Nel frattempo, se saranno necessari altri ristori, bisognerà continuare a fare altro deficit?
È importante che queste misure si concretizzino in tempi rapidi. Vedo una forte tensione sociale e non credo ci siano alternative ai ristori, ricorrendo anche a nuovo deficit se necessario.
Crescono però le pressioni perché si faccia ricorso al Mes sanitario. Cosa ne pensa?
Se il Governo ritiene che occorrano altre risorse per far fronte alla situazione può tranquillamente ricorrere all’emissione di nuovi titoli di stato. Certo, ci costeranno un po’ di più, pochi milioni in più, dato il livello attuale dei tassi di interesse, ma si eviterebbe di legarsi le mani rispetto al processo di convergenza verso il bilancio in pareggio.
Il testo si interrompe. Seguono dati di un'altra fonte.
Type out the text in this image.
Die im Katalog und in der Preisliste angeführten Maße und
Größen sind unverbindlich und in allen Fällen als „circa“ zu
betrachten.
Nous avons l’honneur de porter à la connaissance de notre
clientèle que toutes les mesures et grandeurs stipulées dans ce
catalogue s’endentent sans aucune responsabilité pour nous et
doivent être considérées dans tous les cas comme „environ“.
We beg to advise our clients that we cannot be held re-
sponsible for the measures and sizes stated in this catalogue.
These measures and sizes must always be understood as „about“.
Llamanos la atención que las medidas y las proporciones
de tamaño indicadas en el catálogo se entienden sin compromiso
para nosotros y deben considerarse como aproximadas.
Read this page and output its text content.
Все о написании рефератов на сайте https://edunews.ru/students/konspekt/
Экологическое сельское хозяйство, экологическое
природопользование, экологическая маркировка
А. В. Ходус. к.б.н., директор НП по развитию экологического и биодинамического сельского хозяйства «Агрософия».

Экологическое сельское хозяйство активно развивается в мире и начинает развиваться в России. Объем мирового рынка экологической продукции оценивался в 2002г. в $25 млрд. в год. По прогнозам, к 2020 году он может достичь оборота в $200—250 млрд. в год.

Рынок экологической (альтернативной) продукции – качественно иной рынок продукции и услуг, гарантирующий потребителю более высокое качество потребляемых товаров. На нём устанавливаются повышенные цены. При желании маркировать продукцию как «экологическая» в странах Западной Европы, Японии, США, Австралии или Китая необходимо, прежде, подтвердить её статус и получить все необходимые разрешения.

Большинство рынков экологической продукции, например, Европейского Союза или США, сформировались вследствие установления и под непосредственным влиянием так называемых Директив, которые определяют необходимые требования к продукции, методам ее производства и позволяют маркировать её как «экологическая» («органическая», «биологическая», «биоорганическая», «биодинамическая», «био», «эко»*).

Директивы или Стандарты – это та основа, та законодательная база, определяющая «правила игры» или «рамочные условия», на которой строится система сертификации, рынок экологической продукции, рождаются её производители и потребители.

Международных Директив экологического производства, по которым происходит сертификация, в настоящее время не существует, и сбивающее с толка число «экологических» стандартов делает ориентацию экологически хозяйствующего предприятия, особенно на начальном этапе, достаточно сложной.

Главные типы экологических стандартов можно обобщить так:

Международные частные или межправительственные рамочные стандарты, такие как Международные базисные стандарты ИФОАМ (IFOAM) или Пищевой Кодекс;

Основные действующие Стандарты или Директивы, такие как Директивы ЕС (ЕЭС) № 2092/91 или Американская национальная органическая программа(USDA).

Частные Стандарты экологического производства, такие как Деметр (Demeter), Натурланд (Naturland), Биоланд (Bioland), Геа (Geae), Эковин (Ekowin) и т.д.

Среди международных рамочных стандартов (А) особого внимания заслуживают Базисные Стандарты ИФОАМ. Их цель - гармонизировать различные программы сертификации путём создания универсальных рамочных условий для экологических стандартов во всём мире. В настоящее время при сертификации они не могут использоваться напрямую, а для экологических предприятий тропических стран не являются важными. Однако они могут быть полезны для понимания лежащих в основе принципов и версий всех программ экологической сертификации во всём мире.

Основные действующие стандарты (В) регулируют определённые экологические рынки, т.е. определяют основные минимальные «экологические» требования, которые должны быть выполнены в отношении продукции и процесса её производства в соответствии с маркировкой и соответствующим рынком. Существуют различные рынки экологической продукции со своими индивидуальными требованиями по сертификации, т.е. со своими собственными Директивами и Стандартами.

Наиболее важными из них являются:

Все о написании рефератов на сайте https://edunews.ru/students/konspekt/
Bisogna mettere in chiaro che il Mes non ha nessun vantaggio rispetto ai suoi costi. Infatti, facendovi ricorso ci si impegna, ancora più che con il Recovery fund, ad azzerare il disavanzo di bilancio per restituire il prestito ricevuto.
Per emettere nuovo debito a bassi tassi è essenziale che prosegua l’azione di supporto della Bce…
Vorrei vedere che venisse a mancare.
Recentemente si è parlato dell’ipotesi che gli acquisti nell’ambito del programma Pepp possano essere condizionati.
In un momento come questo sarebbe una follia totale. Mi sembra molto più interessante il dibattito aperto dall’ex capo economista del Fmi, Olivier Blanchard, sulla necessità di rivedere completamente le regole del debito. Sarebbe un passo nella giusta direzione.
C’è anche l’idea di cancellare parte del debito pubblico tramite la Bce. Cosa ne pensa?
Potrebbe essere un’operazione interessante, ma andrebbe nella direzione totalmente opposta rispetto a quella di condizionare gli acquisti di titoli di stato. Il che mi fa pensare che non prevarrà nessuna delle due perché sono troppo complesse. Tuttavia il momento è talmente incerto che potrebbero esserci novità che non possiamo prevedere adesso.
Oltre al supporto della Bce servirà anche un atteggiamento non troppo rigido da parte della Commissione europa.
In un momento tempestoso come quello attuale Bruxelles conta poco. Conta di più la politica, quello che decidono Merkel, Macron o Conte. La Commissione fa quello che le politica le dice. Addirittura i mercati, in periodi come questi, sono succubi della politica. C’è bisogno quindi di esercitare adeguatamente la leadership e poi attorno a essa tutto si adegua: i mercati e i burocrati della Commissione. Qualsiasi errore nel futuro della politica economica europea sarà da ascrivere alla politica, non a Bruxelles o ai mercati.
Torniamo alla Legge di bilancio. Antonio Misiani, viceministro dell’Economia, intervistato da Repubblica, ha detto che gli investimenti pubblici verranno portati “ben al di là del 3 per cento del Pil”. C’è da fidarsi?
Solamente se verranno utilizzate le risorse a fondo perduto del Recovery, visto che nelle stime del Def, antecedenti quindi il piano europeo, si parlava di un 2,7%-2,8% del Pil, e se, come dicevamo prima, si parte subito con le gare di appalto. Spero che, visto che c’è la volontà di convergere al bilancio in pareggio, e sarà pertanto necessario tagliare la spesa, non si diano con una mano le risorse del Recovery fund agli investimenti pubblici per poi con l’altra tagliare gli stanziamenti per gli stessi investimenti pubblici, com’è avvenuto regolarmente finora. I segnali non sono purtroppo convincenti, anche perché non c’è un primo ministro che ripete come un mantra la necessità di aprire nuovi cantieri.